Adeleida agreed with her father. It would be good for her to have a puppy so she could have someone to play with. Watching her parents cook food for people was no fun, and she was tired of her stuffed animals. She was glad she could have a real one!
She called the puppy Horchata, because he was brown like cinnamon and you put cinnamon in horchata and it made perfect sense to her. For weeks, Adelaida ran to the food truck after school to find Horchata laying down by his water bowl waiting for her to walk him around the empty parking lot. When Horchata was 13 weeks old, Adelaida walked him as far as she was allowed to walk in the parking lot before turning back, then let go of his leash and raced him back to the truck the way she always did. And he won, the way he always did.
When Adelaida caught up, kneeling next to Horchata on a patch of grass behind the truck, she heard arguing from inside the truck. Something about money and responsibility and stuff that she couldn’t really understand, because her parents’ Spanish was getting too hard. Then, she heard her mother say,
…después tu compraste ese maldito perro! ¿Y porque? ¿Para que ella te quiere mas que a mi?
And she heard her father say,
¡Lo compre, porque ella necesita alguien que la demuestra afección mejor que tú cuando yo no estoy aquí!
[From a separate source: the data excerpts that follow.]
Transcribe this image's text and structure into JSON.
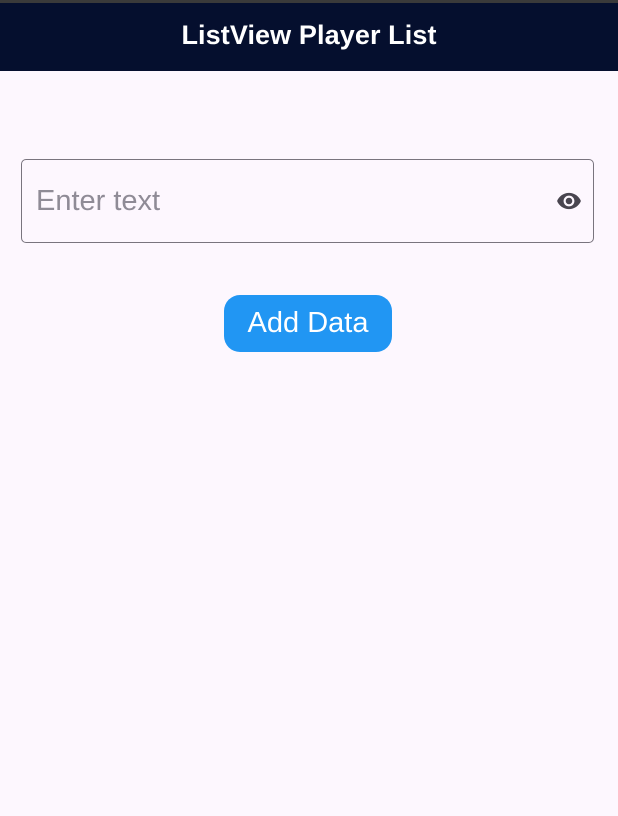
{
  "app_bar": {
    "title": "ListView Player List",
    "background": "#050f2e"
  },
  "text_field": {
    "value": "",
    "placeholder": "Enter text",
    "suffix_icon": "visibility-icon"
  },
  "add_button": {
    "label": "Add Data",
    "color": "#2196f3"
  },
  "player_list": {
    "items": []
  }
}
And her heart sank. She didn’t realize Horchata could be so much trouble! But she knew what she had to do. She didn’t want her parents to fight anymore, and if they fought over the dog that much, she shouldn’t have a dog anymore.
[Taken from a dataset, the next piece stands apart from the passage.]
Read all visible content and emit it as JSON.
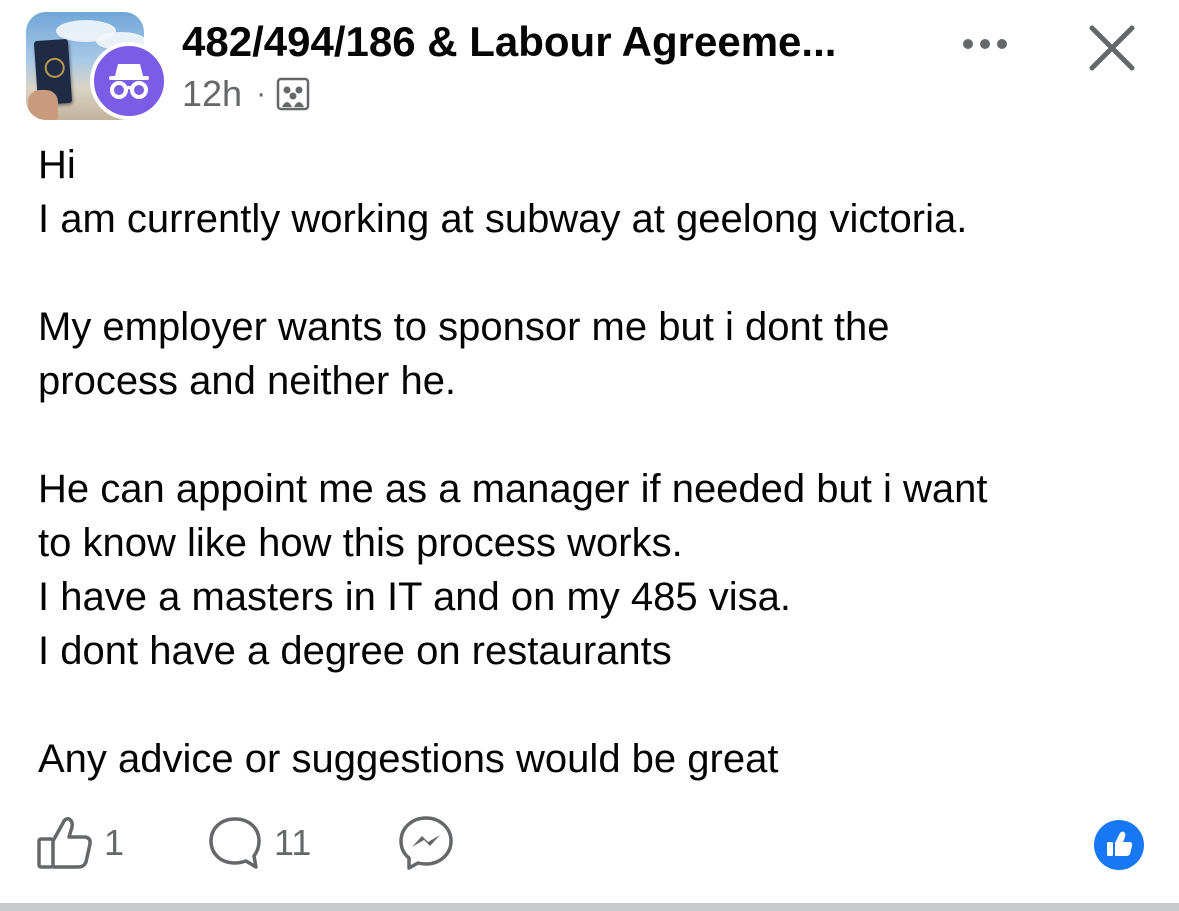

Adelaida reached into her school bag for some construction paper and a crayon and made a sign. She picked up Horchata and his bowl and walked to the edge of the parking lot. Her heart breaking, she snuggled the dog one more time, allowing him to lick her nose and cheek, before putting him and the bowl in an old shopping cart. She wheeled the cart to a lamppost next to some parked cars, stuck the sign onto the handle with tape, and ran back to the truck before she could change her mind.
Mom! Come here! Look! Brian called out as his mother packed their groceries in the trunk of her car.
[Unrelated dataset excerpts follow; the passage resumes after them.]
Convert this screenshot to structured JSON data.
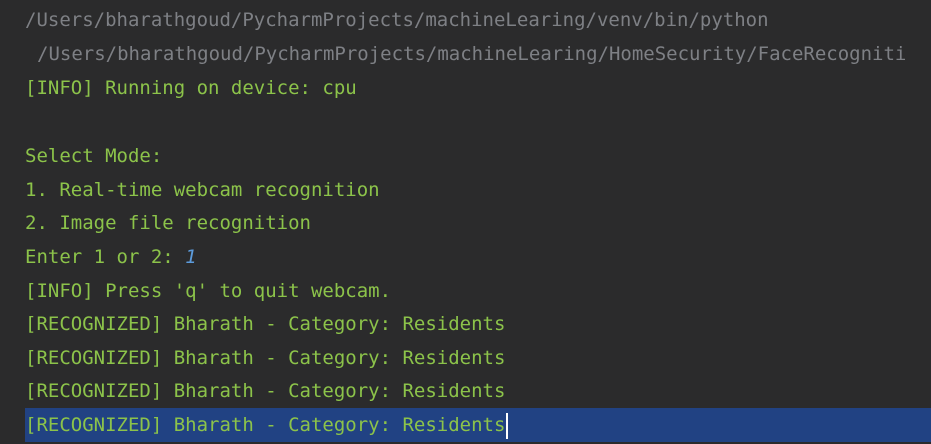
{
  "console": {
    "interpreter_path": "/Users/bharathgoud/PycharmProjects/machineLearing/venv/bin/python",
    "script_path": "/Users/bharathgoud/PycharmProjects/machineLearing/HomeSecurity/FaceRecogniti",
    "info_device": "[INFO] Running on device: cpu",
    "select_mode": "Select Mode:",
    "option_1": "1. Real-time webcam recognition",
    "option_2": "2. Image file recognition",
    "prompt": "Enter 1 or 2: ",
    "prompt_input": "1",
    "info_quit": "[INFO] Press 'q' to quit webcam.",
    "recognized": [
      "[RECOGNIZED] Bharath - Category: Residents",
      "[RECOGNIZED] Bharath - Category: Residents",
      "[RECOGNIZED] Bharath - Category: Residents",
      "[RECOGNIZED] Bharath - Category: Residents"
    ]
  },
  "colors": {
    "background": "#2b2b2c",
    "output_text": "#8cc34a",
    "path_text": "#7e8085",
    "user_input": "#5c9bdb",
    "selection": "#214283"
  }
}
What is it, honey? I don’t have the energy for games right now…
Brian’s mom looked over at the lamppost near her car and saw a puppy in a shopping cart with a sign on it that had “PLEASE TAKE CARE OF THIS DOG. HIS NAME IS HORCHATA” written on it in crayon. It was whimpering. Brian’s mom looked around and didn’t see anything on that side of the parking lot except a food truck.
Can we take him home, Mom? Please?
Who would leave a poor little dog like this in a shopping cart?